Researchers at East Lansing’s Michigan State University and nine other institutions have received $2.8 million from the National Science Foundation to further develop the concept for a Scalable Cyberinfrastructure Institute for Multi-Messenger Astrophysics, or SCIMMA, which uses observations of light, gravitational waves, and particles to understand extreme events in the universe.
For example, the observation of gravitational waves and light from the collision of two neutron stars in 2017 helped explain the origin of heavy elements, allowed an independent measurement of the expansion of the universe, and confirmed the association between neutron-star mergers and gamma-ray bursts.
“Multi-messenger astrophysics is a data-intensive science in its infancy that is already transforming our understanding of the universe,” says Patrick Brady, a physics professor at the University of Wisconsin-Milwaukee, which is one of the collaborating organizations, and director of the Leonard E. Parker Center for Gravitation, Cosmology, and Astrophysics.
“The promise of multi-messenger astrophysics, however, can be realized only if sufficient cyberinfrastructure is available to rapidly handle, combine, and analyze the very large-scale distributed data from all types of astronomical measurements. The conceptualization phase of SCIMMA will balance rapid prototyping, novel algorithm development, and software sustainability to accelerate scientific discovery over the next decade and more.”
The goal of the project is to create computing systems to help scientists interpret observations. SCIMMA will facilitate global collaboration, going beyond the capabilities of any single institution or team.
“SCIMMA is bringing data scientists, computer scientists, astronomers, astro-particle physicists, and gravitational-wave physicists together to leverage NSF investments in large astronomical facilities and cyberinfrastructure,” says Amy Walton, program director of the NSF Office of Advanced Cyberinfrastructure.

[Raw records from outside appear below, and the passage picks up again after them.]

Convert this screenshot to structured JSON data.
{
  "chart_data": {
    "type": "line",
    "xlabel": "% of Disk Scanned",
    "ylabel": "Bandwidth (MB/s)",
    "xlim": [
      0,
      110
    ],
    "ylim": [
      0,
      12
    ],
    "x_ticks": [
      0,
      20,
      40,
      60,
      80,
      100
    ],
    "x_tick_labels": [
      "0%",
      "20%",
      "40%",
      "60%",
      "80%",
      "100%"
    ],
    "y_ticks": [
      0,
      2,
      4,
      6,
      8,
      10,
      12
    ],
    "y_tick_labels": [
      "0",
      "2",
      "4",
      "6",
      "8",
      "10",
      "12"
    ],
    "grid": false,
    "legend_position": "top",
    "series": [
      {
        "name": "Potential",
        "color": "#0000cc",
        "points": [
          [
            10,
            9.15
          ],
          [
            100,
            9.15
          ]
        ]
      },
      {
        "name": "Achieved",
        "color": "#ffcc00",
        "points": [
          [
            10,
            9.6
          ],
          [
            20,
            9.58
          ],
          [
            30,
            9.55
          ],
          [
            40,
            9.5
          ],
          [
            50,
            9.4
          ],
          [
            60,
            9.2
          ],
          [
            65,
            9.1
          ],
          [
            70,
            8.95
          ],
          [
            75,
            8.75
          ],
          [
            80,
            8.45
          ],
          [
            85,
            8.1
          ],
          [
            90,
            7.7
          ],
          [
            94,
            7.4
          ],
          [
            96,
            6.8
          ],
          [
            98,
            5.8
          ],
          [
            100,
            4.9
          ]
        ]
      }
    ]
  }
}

These investments include the Laser Interferometer Gravitational-Wave Observatory, located in Washington and Louisiana, funded by the National Science Foundation, and operated by the California Institute of Technology and the Massachusetts Institute of Technology; IceCube Neutrino Observatory, located in Antarctica, funded by the National Science Foundation, and with the University of Wisconsin-Madison as the lead institution; the Large Synoptic Survey Telescope, located in Chile, headquartered in Arizona, and funded by the National Science Foundation and the Department of Energy Office of Science; and multiple cosmic ray and neutrino observatories.
Project collaborators include Columbia University, Cornell University Center for Advanced Computing and the Department of Astronomy, Las Cumbres Observatory, Pennsylvania State University-University Park, University of California-Santa Barbara, National Center for Supercomputing Applications, University of Illinois at Urbana-Champaign, Texas Advanced Computing Center at The University of Texas at Austin, and the University of Washington.

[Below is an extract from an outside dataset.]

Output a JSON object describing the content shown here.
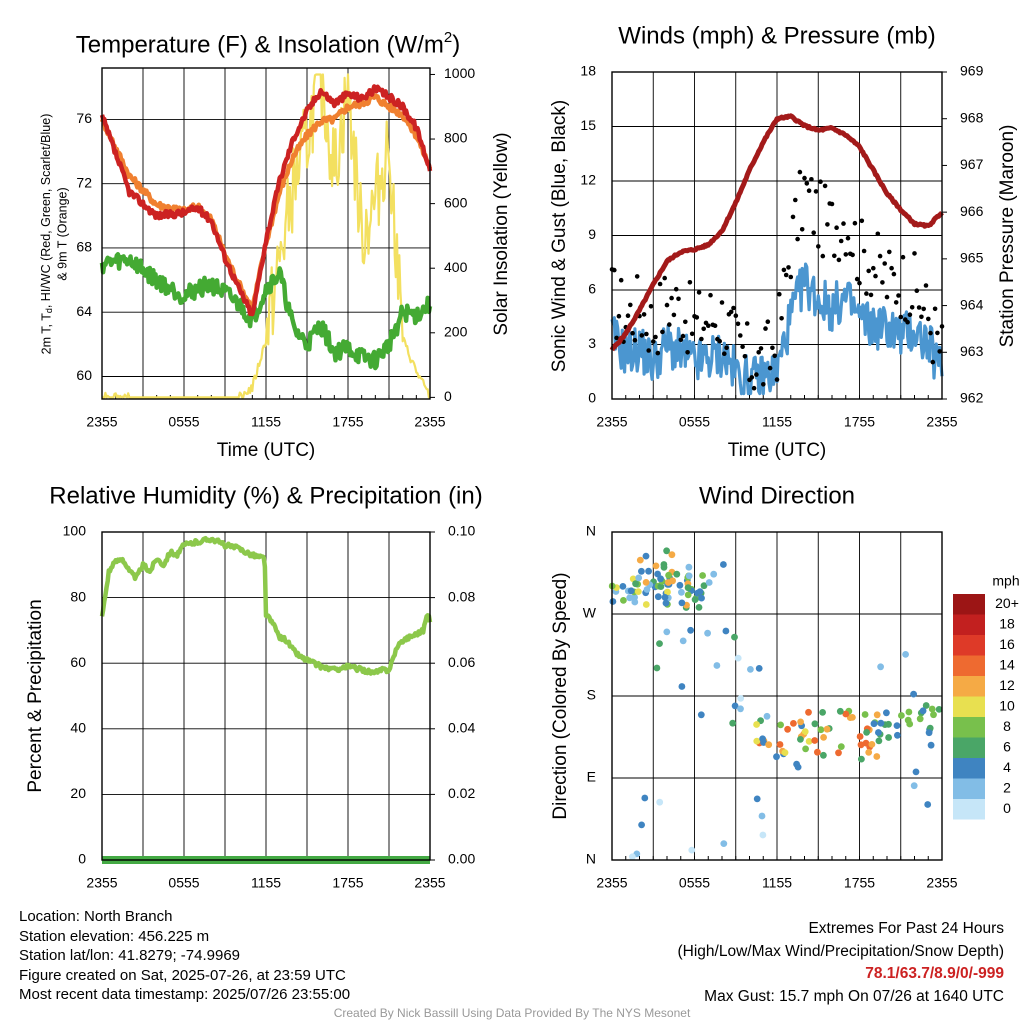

The project’s two-year conceptualization phase began Sept. 1. Along with the project’s main goal, this phase will include education and training curriculum designed to enhance the STEM workforce.
In related news, MSU received a gift from Doug Meijer and the Meijer Foundation to help create a theranostics clinic. It will include a cyclotron-equipped radiopharmacy focusing on manufacturing diagnostic and therapeutic radiopharmaceuticals for both clinical and research use, and PET/MR scanner in a new building at the MSU Grand Rapids Innovation Park. The building will be named for Meijer, a cancer survivor. The gift’s value was not disclosed.
“The Meijer Family has always been passionate about health care, and I am thankful to have the ability to carry that passion forward,” says Meijer. “This new medical innovation building will help save lives and improve the quality of life for many people through remarkable cancer-fighting technology. Patients will no longer have to travel overseas to receive needed treatment. I am living proof this technology works.”
A groundbreaking for the Doug Meijer Medical Innovation Center is scheduled for Nov. 18.
“The initiative supported by this generous gift could have a tremendous impact on health care by helping detect disease sooner, offering more effective and less invasive treatments, eliminating unnecessary procedures, reducing side effects, and increasing time in remission,” says Dr. Samuel L. Stanley Jr., president of MSU. “This innovative partnership between MSU, the western Michigan community, and business participants could ultimately improve patients’ quality of life and help cut health care costs. It is this type of global impact that MSU strives to accomplish, and with generous gifts like this, we can do just that.”
In June, Health Innovation Partners and MSU signed a long-term lease for the development of a medical innovation building and parking structure at the MSU Grand Rapids Innovation Park. The first building at the site, the MSU Grand Rapids Research Center, opened in September 2017. The Doug Meijer Innovation Facility is expected to open in late 2021.